I’m over at The Atlantic today, writing about the invisibility of female-on-male rape.
In an episode of Mad Men last month, a prostitute named Aimee has sex with a teenaged Don Draper (née Dick Whitman) after nursing him through a nasty chest cold. Actually, let me rephrase: Aimee doesn’t just have sex with young Dick Whitman–she rapes him.
Throughout most of the episode, Aimee serves as a surrogate mother for Dick; she lets him recuperate in her bed and offers him rest, comforting words, spoonfuls of warm broth. However, in their penultimate scene together, Aimee’s maternal kindness turns oddly predatory. She approaches her bed where Dick is lying weakly, fever newly broken, and asks, “Don’t you want to know what all the fuss is about? “No,” Dick replies forcefully, averting his eyes and hugging the blankets tightly against his chest as she reaches under the covers to touch him. “Stop it,” he says, clearly uncomfortable, even afraid. But Aimee doesn’t stop.

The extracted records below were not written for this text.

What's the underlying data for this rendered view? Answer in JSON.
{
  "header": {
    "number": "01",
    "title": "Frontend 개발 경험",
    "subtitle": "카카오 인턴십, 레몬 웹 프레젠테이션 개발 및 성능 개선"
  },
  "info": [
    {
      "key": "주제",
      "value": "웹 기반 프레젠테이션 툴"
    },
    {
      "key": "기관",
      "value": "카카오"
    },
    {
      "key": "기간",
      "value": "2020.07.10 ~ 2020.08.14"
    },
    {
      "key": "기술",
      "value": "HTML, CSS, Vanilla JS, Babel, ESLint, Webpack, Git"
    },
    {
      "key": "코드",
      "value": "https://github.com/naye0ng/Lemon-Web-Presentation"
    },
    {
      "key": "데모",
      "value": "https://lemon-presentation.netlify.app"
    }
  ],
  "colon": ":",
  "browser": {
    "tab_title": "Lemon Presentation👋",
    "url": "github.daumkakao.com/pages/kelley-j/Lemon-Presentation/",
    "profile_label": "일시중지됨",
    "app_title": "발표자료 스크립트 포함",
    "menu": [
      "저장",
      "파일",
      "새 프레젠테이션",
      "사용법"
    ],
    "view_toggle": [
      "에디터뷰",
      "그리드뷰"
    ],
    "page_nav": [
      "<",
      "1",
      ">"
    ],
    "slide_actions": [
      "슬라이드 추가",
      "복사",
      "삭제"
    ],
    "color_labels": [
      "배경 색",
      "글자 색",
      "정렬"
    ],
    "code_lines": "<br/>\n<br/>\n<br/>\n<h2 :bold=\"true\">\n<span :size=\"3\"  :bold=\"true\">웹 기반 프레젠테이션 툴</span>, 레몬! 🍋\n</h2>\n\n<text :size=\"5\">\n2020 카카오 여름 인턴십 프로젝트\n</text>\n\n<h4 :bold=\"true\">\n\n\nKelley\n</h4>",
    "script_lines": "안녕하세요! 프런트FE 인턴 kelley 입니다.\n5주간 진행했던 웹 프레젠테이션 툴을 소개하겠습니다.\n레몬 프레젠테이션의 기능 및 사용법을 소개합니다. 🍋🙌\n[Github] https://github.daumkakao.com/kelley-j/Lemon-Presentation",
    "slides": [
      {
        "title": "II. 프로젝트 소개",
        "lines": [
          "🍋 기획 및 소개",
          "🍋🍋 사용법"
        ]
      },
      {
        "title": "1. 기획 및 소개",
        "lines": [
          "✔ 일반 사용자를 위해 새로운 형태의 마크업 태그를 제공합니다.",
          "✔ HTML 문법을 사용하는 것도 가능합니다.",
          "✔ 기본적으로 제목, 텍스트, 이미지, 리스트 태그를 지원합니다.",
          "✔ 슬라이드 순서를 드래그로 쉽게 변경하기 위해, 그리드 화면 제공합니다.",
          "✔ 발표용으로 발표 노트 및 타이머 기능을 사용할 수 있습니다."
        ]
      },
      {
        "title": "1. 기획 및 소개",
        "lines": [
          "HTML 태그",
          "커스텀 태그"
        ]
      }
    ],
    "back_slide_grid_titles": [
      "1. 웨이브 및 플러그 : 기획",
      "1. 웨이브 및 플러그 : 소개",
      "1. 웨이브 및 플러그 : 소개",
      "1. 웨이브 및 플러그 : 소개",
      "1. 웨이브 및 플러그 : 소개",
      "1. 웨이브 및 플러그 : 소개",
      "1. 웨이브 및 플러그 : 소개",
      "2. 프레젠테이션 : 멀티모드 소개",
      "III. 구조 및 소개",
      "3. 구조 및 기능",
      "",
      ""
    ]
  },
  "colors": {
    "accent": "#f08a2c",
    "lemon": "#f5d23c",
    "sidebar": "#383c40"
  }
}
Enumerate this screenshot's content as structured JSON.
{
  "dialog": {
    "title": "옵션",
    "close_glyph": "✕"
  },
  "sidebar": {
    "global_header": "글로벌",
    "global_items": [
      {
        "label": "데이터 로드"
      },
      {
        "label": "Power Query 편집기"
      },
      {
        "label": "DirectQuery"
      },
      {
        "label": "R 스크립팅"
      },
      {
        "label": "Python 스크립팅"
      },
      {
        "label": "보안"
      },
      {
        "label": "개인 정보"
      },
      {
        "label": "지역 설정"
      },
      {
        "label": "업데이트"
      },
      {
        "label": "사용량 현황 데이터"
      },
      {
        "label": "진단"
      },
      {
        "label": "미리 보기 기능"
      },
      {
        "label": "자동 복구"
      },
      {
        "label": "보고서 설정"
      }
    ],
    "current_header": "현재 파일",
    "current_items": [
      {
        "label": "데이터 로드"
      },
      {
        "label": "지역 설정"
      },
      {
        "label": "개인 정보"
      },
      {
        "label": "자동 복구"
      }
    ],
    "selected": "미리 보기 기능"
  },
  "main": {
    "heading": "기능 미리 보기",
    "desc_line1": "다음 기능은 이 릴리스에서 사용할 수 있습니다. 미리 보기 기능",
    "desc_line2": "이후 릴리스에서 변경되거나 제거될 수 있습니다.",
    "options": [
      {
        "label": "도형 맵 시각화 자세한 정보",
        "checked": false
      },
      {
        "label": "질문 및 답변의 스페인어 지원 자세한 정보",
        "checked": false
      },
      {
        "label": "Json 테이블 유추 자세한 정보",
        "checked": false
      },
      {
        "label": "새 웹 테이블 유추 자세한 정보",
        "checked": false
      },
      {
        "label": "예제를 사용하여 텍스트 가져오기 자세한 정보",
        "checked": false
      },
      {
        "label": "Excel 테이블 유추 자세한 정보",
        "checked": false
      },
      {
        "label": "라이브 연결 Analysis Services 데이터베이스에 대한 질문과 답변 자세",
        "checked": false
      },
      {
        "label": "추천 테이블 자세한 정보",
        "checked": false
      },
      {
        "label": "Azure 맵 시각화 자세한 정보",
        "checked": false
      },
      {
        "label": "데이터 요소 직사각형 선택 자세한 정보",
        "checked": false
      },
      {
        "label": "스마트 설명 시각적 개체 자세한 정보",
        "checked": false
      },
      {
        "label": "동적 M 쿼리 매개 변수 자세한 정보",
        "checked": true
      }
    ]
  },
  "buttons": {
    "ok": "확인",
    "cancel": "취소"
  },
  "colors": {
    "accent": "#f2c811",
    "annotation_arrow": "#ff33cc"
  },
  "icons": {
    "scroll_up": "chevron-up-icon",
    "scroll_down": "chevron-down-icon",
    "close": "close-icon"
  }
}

To me, this interaction was an unambiguous depiction of rape–and not simply statutory rape. Dick is in a physically weakened state and repeatedly makes it clear that he does not want Aimee to touch him sexually, much less “take his cherry.” As a child of the ’80s, I was raised on a healthy diet of “No Means No.” Rape isn’t just something that happens at gunpoint with a strange man in a dark alley; rape, essentially speaking, is being subjected to sex without consent. And Dick clearly did not consent.